"Le plus dur, ça a été la perte de mobilité. Le sport, ça m'a permis de me reconstruire et d'éprouver du plaisir". Le joueur de tennis fauteuil Michaël Jérémiasz portera le drapeau de la délégation française à l'ouverture des Jeux paralympiques le 7 septembre 2016 à Rio, un événement qui va "bien au-delà du sport".
Champion par "accident"
Le sourire toujours aux lèvres, ce sportif de 34 ans est de ceux qui ont fait des obstacles une force. Victime d'un accident de ski qui le laisse paraplégique à 18 ans, Michaël Jérémiasz découvre le tennis fauteuil un an plus tard et relève la tête. Seize ans plus tard, il s'est fait un nom et a contribué à faire connaître sa discipline. Cinq fois champion de France, champion du monde par équipe en 2016, il a également été quatre fois médaillé paralympique, notamment avec l'or en double à Pékin (2008). "J'ai toujours aimé et pratiqué le sport mais je n'ai jamais eu l'ambition d'être un champion.

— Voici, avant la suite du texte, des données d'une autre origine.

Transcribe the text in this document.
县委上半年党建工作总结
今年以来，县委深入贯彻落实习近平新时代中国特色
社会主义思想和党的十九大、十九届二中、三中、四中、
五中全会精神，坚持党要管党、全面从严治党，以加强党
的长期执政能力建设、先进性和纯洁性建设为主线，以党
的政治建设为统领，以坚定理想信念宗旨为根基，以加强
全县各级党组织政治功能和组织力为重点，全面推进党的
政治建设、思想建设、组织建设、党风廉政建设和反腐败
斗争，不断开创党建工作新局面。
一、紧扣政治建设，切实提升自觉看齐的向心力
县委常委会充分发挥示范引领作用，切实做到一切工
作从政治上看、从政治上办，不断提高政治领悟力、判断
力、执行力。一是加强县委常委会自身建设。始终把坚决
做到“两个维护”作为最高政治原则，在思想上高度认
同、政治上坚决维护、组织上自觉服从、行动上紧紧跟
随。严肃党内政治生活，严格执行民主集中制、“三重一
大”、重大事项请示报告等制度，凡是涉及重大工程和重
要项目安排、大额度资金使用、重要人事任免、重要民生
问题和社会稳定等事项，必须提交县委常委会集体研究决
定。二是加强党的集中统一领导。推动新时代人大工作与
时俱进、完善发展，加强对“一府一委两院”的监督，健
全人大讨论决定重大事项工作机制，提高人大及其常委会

C'est arrivé par accident, c'est le cas de le dire", sourit dans un entretien à l'AFP celui qui s'apprête à vivre ses quatrièmes Jeux.
Vie de sacrifices
Le démarrage s'annonce compliqué, entre scandale de dopage, désintérêt des Brésiliens et manque d'argent. Mais le représentant de la France veut croire qu'à l'image des Jeux olympiques, "globalement réussis", les Paralympiques assureront spectacle et performances. "On peut discuter de l'engouement populaire, qui n'est pas à la hauteur, mais pour le reste on ne se prépare pas pendant quatre ans pour bien manger, bien dormir, s'amuser. On y va pour la gagne, pour le sport. Tout le monde va se défoncer pour qu'on ait les meilleurs Jeux possibles", défend-il.
Choisi comme porte-drapeau
Pour les athlètes, les Paralympiques vont "au-delà du sport", c'est la récompense d'une "vie de sacrifices" et "d'entraînements qui abîment le corps", plus rapidement et douloureusement encore que pour les valides. "Personne ne nous a obligé à faire du sport de haut niveau, on pourrait très bien avoir un fauteuil normal, une prothèse normale. Mais ça transcende. Des émotions comme les Paralympiques, c'est indescriptible", poursuit le sportif. S'il a été choisi pour porter le drapeau de la France, c'est en raison de sa maturité, de sa joie de vivre mais aussi de son côté frondeur, toujours prêt à défendre les oubliés. Ce rôle, qui lui a permis de découvrir les sites olympiques avec la star du judo Teddy Riner et François Hollande début août à Rio, il le voit comme "une reconnaissance" et l'assume avec "fierté". "Porte-drapeau, c'est être porte-parole et grand-frère", explique l'auteur de "Tant d'histoires pour un fauteuil".
Et après ?
Marié et jeune papa, Michaël Jérémiasz arrêtera le tennis professionnel après Rio et un dernier tournoi en novembre pour se consacrer à l'insertion des personnes handicapées dans les entreprises et à leur visibilité dans les médias. "Mon combat, c'est de rendre le handicap de plus en plus visible et pas tous les deux ans à l'occasion des Jeux d'hiver ou d'été. Il ne faut pas qu'il n'y ait que ça et le Téléthon à la télé", plaide-t-il. Selon lui, "40% des athlètes gagnent moins de 500 euros par mois", un ratio valable aussi bien pour les sportifs olympiques que paralympiques, "mais ceux qu'on dit 'riches' le sont beaucoup plus chez les valides", souligne-t-il. Question de méconnaissance mais aussi "de visibilité et de moyens car tout passe par le sponsoring". Lui se considère comme "un privilégié" car il vit de son sport, même s'il a créé deux entreprises tournées vers le handicap pour préparer sa reconversion. Il a également fondé avec sa femme et son frère une association pour accompagner les personnes handicapées les plus démunies (article en lien ci-dessous). Il l'a baptisée "Comme les autres", évidemment.